Indian operator Bharti Airtel was able to claim a first this week with the trial of a live 5G network in the Hyderabad region using the 1.8 GHz band. However, the company’s CEO is not keen to celebrate until more spectrum becomes available.
According to Indian press reports the operator believes it can use its 4G resources to help it launch 5G commercially; it does, apparently, have the network upgrades required. However, this would mean using dynamic spectrum sharing (DSS), which the operator sees as offering a limited 5G experience and also undermining 4G provision.
DSS has aided 5G launches in a number of markets already, including Brazil and South Africa. However, Airtel’s CEO Gopal Vittal has apparently insisted that a true 5G experience is only possible after the government allocates mid-band spectrum (2.5-3.7 GHz) for the new networks. This, the company believes, would enable the low-latency, high-speed service the network (and something like one million 5G-capable devices already in circulation) apparently needs.
Competitor Reliance Jio has announced plans to launch a 5G network in the second half of 2021 – but will the spectrum be available by then? India was supposed to auction off several bands for 5G usage last year, but this has been postponed.
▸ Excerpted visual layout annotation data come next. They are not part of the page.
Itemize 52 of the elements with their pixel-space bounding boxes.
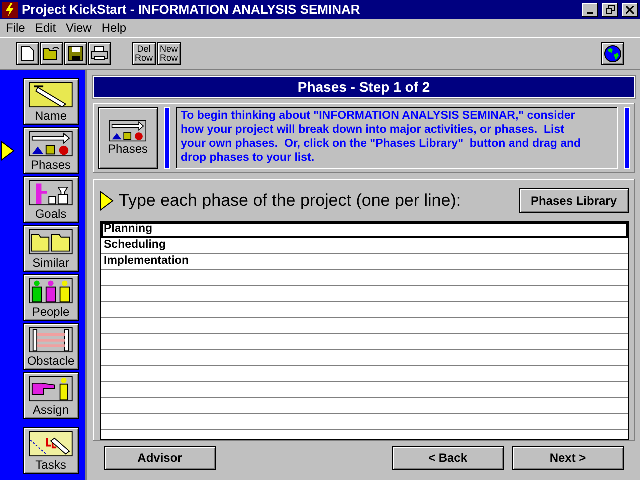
- menu-item[interactable]: View: [62, 21, 96, 35]
- phases-icon: [109, 120, 147, 142]
- sidebar-button[interactable]: Phases: [23, 127, 79, 174]
- printer-icon: [90, 46, 108, 62]
- intro-text: To begin thinking about "INFORMATION ANALYSIS SEMINAR," consider how your project will break down into major activities, or phases. List your own phases. Or, click on the "Phases Library" button and drag and drop phases to your list.: [176, 107, 618, 169]
- phases-icon-button[interactable]: Phases: [98, 107, 158, 169]
- lightning-icon: [2, 2, 18, 18]
- window-title: Project KickStart - INFORMATION ANALYSIS SEMINAR: [22, 2, 362, 17]
- page-icon: [20, 46, 34, 62]
- sidebar-icon: [28, 82, 74, 108]
- folder-icon: [42, 46, 60, 61]
- sidebar-button[interactable]: Similar: [23, 225, 79, 272]
- sidebar-icon: [28, 431, 74, 457]
- sidebar-button[interactable]: People: [23, 274, 79, 321]
- minimize-icon: [587, 12, 593, 14]
- globe-icon: [604, 44, 622, 62]
- restore-icon: [606, 5, 614, 14]
- close-icon: [626, 6, 634, 14]
- print-button[interactable]: [88, 42, 111, 65]
- advisor-button[interactable]: Advisor: [104, 446, 216, 470]
- sidebar-icon: [28, 131, 74, 157]
- sidebar-button[interactable]: Goals: [23, 176, 79, 223]
- back-button[interactable]: < Back: [392, 446, 504, 470]
- phase-row[interactable]: Planning: [101, 222, 628, 238]
- menu-item[interactable]: Edit: [31, 21, 60, 35]
- row-button[interactable]: New Row: [157, 42, 181, 65]
- sidebar-icon: [28, 180, 74, 206]
- sidebar-icon: [28, 376, 74, 402]
- pointer-icon: [100, 190, 114, 211]
- sidebar-icon: [28, 327, 74, 353]
- sidebar-button[interactable]: Assign: [23, 372, 79, 419]
- next-button[interactable]: Next >: [512, 446, 624, 470]
- restore-button[interactable]: [602, 2, 618, 16]
- sidebar-button[interactable]: Tasks: [23, 427, 79, 474]
- menu-item[interactable]: Help: [98, 21, 131, 35]
- step-header: Phases - Step 1 of 2: [93, 76, 635, 98]
- sidebar-icon: [28, 229, 74, 255]
- minimize-button[interactable]: [582, 2, 598, 16]
- sidebar-button[interactable]: Name: [23, 78, 79, 125]
- sidebar-icon: [28, 278, 74, 304]
- close-button[interactable]: [622, 2, 638, 16]
- menu-item[interactable]: File: [2, 21, 30, 35]
- prompt-text: Type each phase of the project (one per line):: [119, 190, 462, 211]
- globe-button[interactable]: [601, 42, 624, 65]
- phases-library-button[interactable]: Phases Library: [519, 188, 629, 214]
- phase-row[interactable]: Scheduling: [101, 238, 628, 254]
- open-folder-button[interactable]: [40, 42, 63, 65]
- phase-row[interactable]: Implementation: [101, 254, 628, 270]
- sidebar-button[interactable]: Obstacle: [23, 323, 79, 370]
- row-button[interactable]: Del Row: [132, 42, 156, 65]
- save-button[interactable]: [64, 42, 87, 65]
- new-file-button[interactable]: [16, 42, 39, 65]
The plan now is to auction off the 3.3-3.6 GHz band later this year, after a 4G auction scheduled for 1 March.
The price of 5G spectrum and what spectrum will actually be offered remain the main issues worrying India’s operators. There’s still uncertainty, for example, over whether the 26GHz-28GHz band will become available. And even when the auctions actually happen operators will face the challenge of charging for 5G in a way attracts customers but that also boosts ARPU.